Un plat simple qui met les herbes à l'honneur : votre brunch de Pâques sera des plus ensoleillés.
« Re-dis-nous », criions-nous enfants. Mon père racontait alors son job d'été comme chauffeur de camionnette à glaces à Manchester, où il avait croisé ma mère. Dans sa glacière, des fines gaufrettes croustillantes pour les cornets de glace. Entre deux clients, il les grignotait en série, comme un lapin affamé – une image irrésistible pour un enfant. Et pour un adulte aussi. Aujourd'hui encore, je ne peux m'empêcher de croquer toute plaquette qui me tombe sous la main, même si les plus sophistiquées sont souvent décevantes.

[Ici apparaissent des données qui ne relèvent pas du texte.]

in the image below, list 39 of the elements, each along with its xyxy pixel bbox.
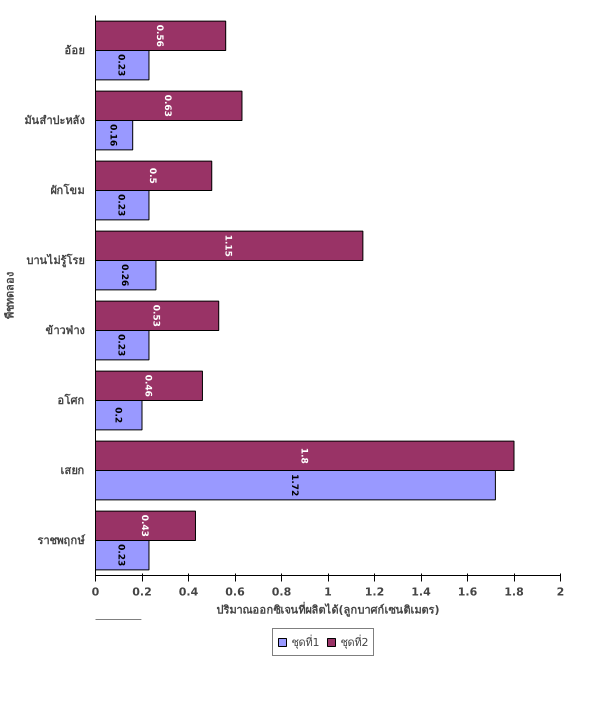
y-tick-label: บานไม่รู้โรย (26, 253, 84, 268)
legend-label: ชุดที่1 (292, 634, 320, 650)
data-label: 0.53 (150, 304, 161, 327)
x-tick-label: 1.4 (411, 586, 432, 598)
y-tick-label: ข้าวฟ่าง (46, 324, 84, 337)
data-label: 0.2 (112, 407, 122, 424)
data-label: 1.15 (222, 234, 233, 257)
data-label: 0.26 (119, 264, 130, 286)
y-tick-label: อ้อย (64, 44, 84, 57)
y-tick-label: มันสำปะหลัง (24, 114, 84, 127)
data-label: 1.8 (298, 448, 308, 464)
x-tick-label: 0.8 (272, 586, 292, 598)
data-label: 0.56 (154, 24, 164, 47)
x-tick-label: 1 (324, 586, 332, 598)
data-label: 1.72 (288, 474, 299, 496)
data-label: 0.23 (116, 334, 126, 356)
data-label: 0.23 (116, 54, 126, 76)
x-axis-title: ปริมาณออกซิเจนที่ผลิตได้(ลูกบาศก์เซนติเมตร) (216, 602, 440, 618)
data-label: 0.23 (116, 544, 126, 566)
data-label: 0.5 (147, 168, 158, 184)
x-tick-label: 2 (556, 586, 564, 598)
x-tick-label: 0 (92, 586, 100, 598)
data-label: 0.63 (162, 94, 172, 117)
x-tick-label: 0.6 (225, 586, 246, 598)
y-tick-label: ผักโขม (50, 183, 84, 197)
x-tick-label: 1.6 (458, 586, 478, 598)
y-tick-label: เสยก (60, 464, 84, 477)
y-tick-label: อโศก (58, 393, 84, 407)
x-tick-label: 0.4 (178, 586, 199, 598)
x-tick-label: 1.2 (364, 586, 384, 598)
data-label: 0.46 (142, 374, 152, 397)
y-tick-label: ราชพฤกษ์ (38, 534, 86, 547)
data-label: 0.43 (138, 514, 149, 537)
y-axis-title: พืชทดลอง (4, 272, 16, 319)
x-tick-label: 1.8 (504, 586, 524, 598)
legend-label: ชุดที่2 (340, 634, 368, 650)
data-label: 0.23 (116, 194, 126, 216)
x-tick-label: 0.2 (132, 586, 152, 598)
data-label: 0.16 (108, 124, 118, 146)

Presque aussi addictif : grignoter une tige de persil bien charnue. Il faut croquer fort et vite, sinon la cellulose résiste et vous voilà avec un bâton dentelé dans la gorge.
L'autre jour, mon fils a lancé : « Tes tiges sentent mauvais ! » J'ai d'abord été perplexe, puis j'ai vu le bouquet de persil plat près de l'évier : tiges élancées comme des jambes d'ado, noyées dans une eau jaune et fétide. J'ai failli tout jeter, mais un rinçage rapide à l'eau froide, une coupe nette et un bain frais les ont ressuscitées instantanément. Si seulement c'était aussi simple pour moi, quand je ressasse les mêmes plaintes : « suspendu », « coincé », « ça finira quand ? », « au moins, c'est le printemps ».
Mises à part ces envies de grignotage, les tiges de persil sont un trésor – aussi précieuses que les feuilles, voire plus. Leur goût sucré-salé, herbacé, est intense et polyvalent. La cuisine romaine traditionnelle les valorise, hachées ou pilées en pâte avec guanciale, oignon et céleri pour le battuto (du verbe battere, « frapper »), base de soupes et ragoûts savoureux.
Ne vous fiez pas à mon pot négligé : j'adore quand le persil, ou mieux, ses tiges, est star de la recette plutôt que simple garniture. La frittata de Pâques d'une amie en est l'exemple parfait : 10-12 tiges de persil charnues, finement hachées (sinon filandreuses), revenues avec oignons nouveaux dans de l'huile d'olive. Ajoutez feuilles de persil, basilic, menthe, fenouil (optionnel) et un soupçon de pecorino.
Je suis tentée d'ajouter plus de fromage ou légumes, mais je suis ravie de m'en abstenir : les herbes explosent de saveur, verdoyantes dans leur écrin jaune, idéales pour un brunch pascal ou un déjeuner printanier.
Pour 4 personnes
5 oignons nouveaux
1 bonne poignée de persil plat
Quelques brins de menthe
Quelques brins de basilic
Feuilles de fenouil (facultatif)
4 c. à soupe d'huile d'olive extra vierge
Sel et poivre noir du moulin
6 œufs
2 c. à soupe de pecorino ou parmesan râpé
Tranchez finement les blancs et vert des oignons nouveaux, ainsi que les tiges de persil. Hachez finement les feuilles de persil, menthe, basilic et fenouil (si utilisé). Réservez.
Dans une poêle antiadhésive à feu moyen-doux, faites suer oignons et tiges de persil dans l'huile avec une pincée de sel, jusqu'à ce qu'ils soient tendres et translucides.
Pendant ce temps, battez les œufs dans un bol. Incorporez les herbes hachées, le fromage, sel et poivre. Fouettez à nouveau.
Versez les oignons dans les œufs, mélangez, puis reversez dans la poêle à feu doux. Cuisez doucement jusqu'à ce que le dessous soit pris et doré (soulever le bord pour vérifier). Retournez et dorez l'autre face.